I announce to you with great joy;

We have a Pope;

The most eminent and most reverend Lord

Lord [Joseph]

Cardinal of Holy Roman Church [Ratzinger]

Who has taken the name [Benedict XVI]

UPDATE (2:52 p.m.): Here's the front of the Vatican's website right now:

UPDATE (2:42 p.m.): The name on the @Pontifex account has changed from "Sede Vacante," back to Pontifex.

UPDATE (2:38 p.m.): The Vatican's band and members of the Swiss Guard have made their way into the square, in preparation for the pope's arrival.

UPDATE (2:26 p.m.): The live stream at the very bottom of the post that was dedicated to the chimney, is now solely focused on the balcony at St. Peter's Basilica, where the pope will make his first appearance. For a more general stream of the action in the square, you can click here. 

UPDATE (2:19 p.m.): This is an actual tweet from the Vatican's official account:

UPDATE (2:15 p.m.): As we speak, the new pope is changing into his new robes in the Room of Tears and the cardinals will prepare to introduce him from the balcony, overlooking St. Peter's Square. We should know his idea in less than an hour.

UPDATE (2:10 p.m.): There was a little confusion about the color of the smoke, but once the bells started ringing across the Vatican, the assembled crowds began cheering wildly. The Pope ... who ever it is ... will now pick his name and will be introduced very soon.

UPDATE (2:05 p.m.): It's appears we have a new pope ... more to come.

ORIGINAL POST: It's Day 2 of the papal conclave and after two morning votes, we still don't have a pope. The first of Wednesday's two conclave sessions ended around 6:40 a.m. Eastern Time (nearly noon in Rome), with the iconic black smoke revealing that nothing has been decided yet. The conclave will take a midday break before returning in the late afternoon (Rome time) for a second session.

The cardinals schedule two votes in each session, but they only send up smoke after the first vote if it's white. Otherwise, the smoke signal (black or white) comes at the end of each session.

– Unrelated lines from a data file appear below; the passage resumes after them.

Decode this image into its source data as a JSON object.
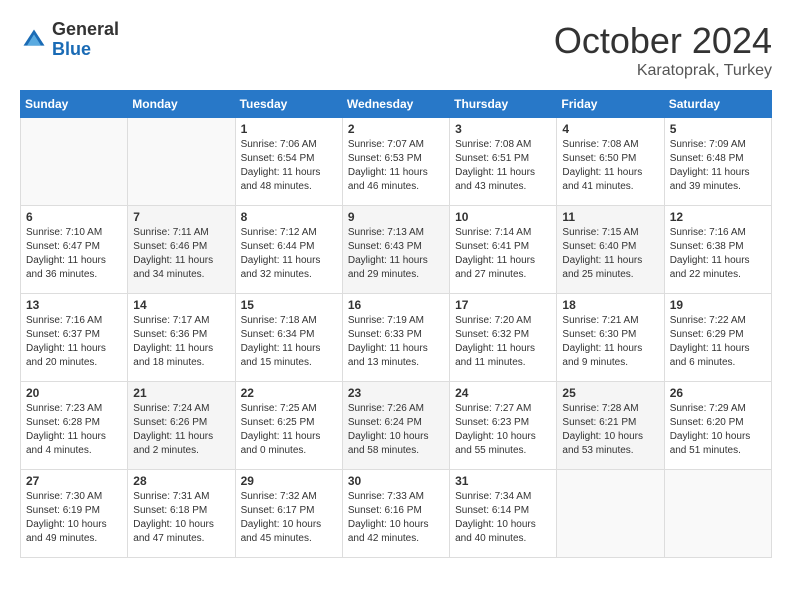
{
  "header": {
    "logo_general": "General",
    "logo_blue": "Blue",
    "month": "October 2024",
    "location": "Karatoprak, Turkey"
  },
  "days_of_week": [
    "Sunday",
    "Monday",
    "Tuesday",
    "Wednesday",
    "Thursday",
    "Friday",
    "Saturday"
  ],
  "weeks": [
    [
      {
        "day": "",
        "sunrise": "",
        "sunset": "",
        "daylight": ""
      },
      {
        "day": "",
        "sunrise": "",
        "sunset": "",
        "daylight": ""
      },
      {
        "day": "1",
        "sunrise": "Sunrise: 7:06 AM",
        "sunset": "Sunset: 6:54 PM",
        "daylight": "Daylight: 11 hours and 48 minutes."
      },
      {
        "day": "2",
        "sunrise": "Sunrise: 7:07 AM",
        "sunset": "Sunset: 6:53 PM",
        "daylight": "Daylight: 11 hours and 46 minutes."
      },
      {
        "day": "3",
        "sunrise": "Sunrise: 7:08 AM",
        "sunset": "Sunset: 6:51 PM",
        "daylight": "Daylight: 11 hours and 43 minutes."
      },
      {
        "day": "4",
        "sunrise": "Sunrise: 7:08 AM",
        "sunset": "Sunset: 6:50 PM",
        "daylight": "Daylight: 11 hours and 41 minutes."
      },
      {
        "day": "5",
        "sunrise": "Sunrise: 7:09 AM",
        "sunset": "Sunset: 6:48 PM",
        "daylight": "Daylight: 11 hours and 39 minutes."
      }
    ],
    [
      {
        "day": "6",
        "sunrise": "Sunrise: 7:10 AM",
        "sunset": "Sunset: 6:47 PM",
        "daylight": "Daylight: 11 hours and 36 minutes."
      },
      {
        "day": "7",
        "sunrise": "Sunrise: 7:11 AM",
        "sunset": "Sunset: 6:46 PM",
        "daylight": "Daylight: 11 hours and 34 minutes."
      },
      {
        "day": "8",
        "sunrise": "Sunrise: 7:12 AM",
        "sunset": "Sunset: 6:44 PM",
        "daylight": "Daylight: 11 hours and 32 minutes."
      },
      {
        "day": "9",
        "sunrise": "Sunrise: 7:13 AM",
        "sunset": "Sunset: 6:43 PM",
        "daylight": "Daylight: 11 hours and 29 minutes."
      },
      {
        "day": "10",
        "sunrise": "Sunrise: 7:14 AM",
        "sunset": "Sunset: 6:41 PM",
        "daylight": "Daylight: 11 hours and 27 minutes."
      },
      {
        "day": "11",
        "sunrise": "Sunrise: 7:15 AM",
        "sunset": "Sunset: 6:40 PM",
        "daylight": "Daylight: 11 hours and 25 minutes."
      },
      {
        "day": "12",
        "sunrise": "Sunrise: 7:16 AM",
        "sunset": "Sunset: 6:38 PM",
        "daylight": "Daylight: 11 hours and 22 minutes."
      }
    ],
    [
      {
        "day": "13",
        "sunrise": "Sunrise: 7:16 AM",
        "sunset": "Sunset: 6:37 PM",
        "daylight": "Daylight: 11 hours and 20 minutes."
      },
      {
        "day": "14",
        "sunrise": "Sunrise: 7:17 AM",
        "sunset": "Sunset: 6:36 PM",
        "daylight": "Daylight: 11 hours and 18 minutes."
      },
      {
        "day": "15",
        "sunrise": "Sunrise: 7:18 AM",
        "sunset": "Sunset: 6:34 PM",
        "daylight": "Daylight: 11 hours and 15 minutes."
      },
      {
        "day": "16",
        "sunrise": "Sunrise: 7:19 AM",
        "sunset": "Sunset: 6:33 PM",
        "daylight": "Daylight: 11 hours and 13 minutes."
      },
      {
        "day": "17",
        "sunrise": "Sunrise: 7:20 AM",
        "sunset": "Sunset: 6:32 PM",
        "daylight": "Daylight: 11 hours and 11 minutes."
      },
      {
        "day": "18",
        "sunrise": "Sunrise: 7:21 AM",
        "sunset": "Sunset: 6:30 PM",
        "daylight": "Daylight: 11 hours and 9 minutes."
      },
      {
        "day": "19",
        "sunrise": "Sunrise: 7:22 AM",
        "sunset": "Sunset: 6:29 PM",
        "daylight": "Daylight: 11 hours and 6 minutes."
      }
    ],
    [
      {
        "day": "20",
        "sunrise": "Sunrise: 7:23 AM",
        "sunset": "Sunset: 6:28 PM",
        "daylight": "Daylight: 11 hours and 4 minutes."
      },
      {
        "day": "21",
        "sunrise": "Sunrise: 7:24 AM",
        "sunset": "Sunset: 6:26 PM",
        "daylight": "Daylight: 11 hours and 2 minutes."
      },
      {
        "day": "22",
        "sunrise": "Sunrise: 7:25 AM",
        "sunset": "Sunset: 6:25 PM",
        "daylight": "Daylight: 11 hours and 0 minutes."
      },
      {
        "day": "23",
        "sunrise": "Sunrise: 7:26 AM",
        "sunset": "Sunset: 6:24 PM",
        "daylight": "Daylight: 10 hours and 58 minutes."
      },
      {
        "day": "24",
        "sunrise": "Sunrise: 7:27 AM",
        "sunset": "Sunset: 6:23 PM",
        "daylight": "Daylight: 10 hours and 55 minutes."
      },
      {
        "day": "25",
        "sunrise": "Sunrise: 7:28 AM",
        "sunset": "Sunset: 6:21 PM",
        "daylight": "Daylight: 10 hours and 53 minutes."
      },
      {
        "day": "26",
        "sunrise": "Sunrise: 7:29 AM",
        "sunset": "Sunset: 6:20 PM",
        "daylight": "Daylight: 10 hours and 51 minutes."
      }
    ],
    [
      {
        "day": "27",
        "sunrise": "Sunrise: 7:30 AM",
        "sunset": "Sunset: 6:19 PM",
        "daylight": "Daylight: 10 hours and 49 minutes."
      },
      {
        "day": "28",
        "sunrise": "Sunrise: 7:31 AM",
        "sunset": "Sunset: 6:18 PM",
        "daylight": "Daylight: 10 hours and 47 minutes."
      },
      {
        "day": "29",
        "sunrise": "Sunrise: 7:32 AM",
        "sunset": "Sunset: 6:17 PM",
        "daylight": "Daylight: 10 hours and 45 minutes."
      },
      {
        "day": "30",
        "sunrise": "Sunrise: 7:33 AM",
        "sunset": "Sunset: 6:16 PM",
        "daylight": "Daylight: 10 hours and 42 minutes."
      },
      {
        "day": "31",
        "sunrise": "Sunrise: 7:34 AM",
        "sunset": "Sunset: 6:14 PM",
        "daylight": "Daylight: 10 hours and 40 minutes."
      },
      {
        "day": "",
        "sunrise": "",
        "sunset": "",
        "daylight": ""
      },
      {
        "day": "",
        "sunrise": "",
        "sunset": "",
        "daylight": ""
      }
    ]
  ]
}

You can continue to watch the live stream of St. Peter's Square below, which will turn back to focus on the chimney when the next signal is expected later today. The first chance for a white signal would be around 6:00 p.m. Rome Time (1 p.m. Eastern/10 a.m. Pacific), but if the fourth ballot fails, then the next and last signal of the day would be about one hour later, near 7:00 p.m. Rome time. Keep checking back throughout the day for more updates.

UPDATE (12:15 p.m.): It's a little after 5:00 p.m. in Rome right now, and the Cardinals should be in the process of holding their fourth vote for pope. (Remember, Benedict XVI was elected on the fourth vote.) If a winner emerges in this round, you can expect a puff white smoke some time around 1 p.m. Eastern, possibly sooner. If there's still no winner, there won't be signal until after the fifth vote, which should wrap up about an hour later. If that one is black, the conclave will continue on Thursday. Keep watching the sky, below ...

Update (12:42 p.m.): A rogue seagull has decided to make the chapel's chimney his new perch. He was there briefly about an hour ago, but is now camped out and seems to like all the attention. 

Oh, and here's some actual conclave gossip:

Bird Update (12:54 a.m.): The seagull just got chased off the chimney by another seagull, who has now taken over the watch. Incredible drama.

Update (1:00 p.m.): While you're waiting, you might also want to check out this story. The Vatican revealed today the process they use to make the black and white smoke, including the actual chemicals burned to produce the color. If you can tear your eyes away from the birds.

Update (1:13 p.m.): Vatican experts say enough time has has passed that the first ballot of the afternoon (the fourth total); probably did not result in a verdict. (Otherwise, we would have seen the white smoke by now. The next threshold would be 2:00 p.m. ET (7pm Rome time). We should get a signal by then, no matter what.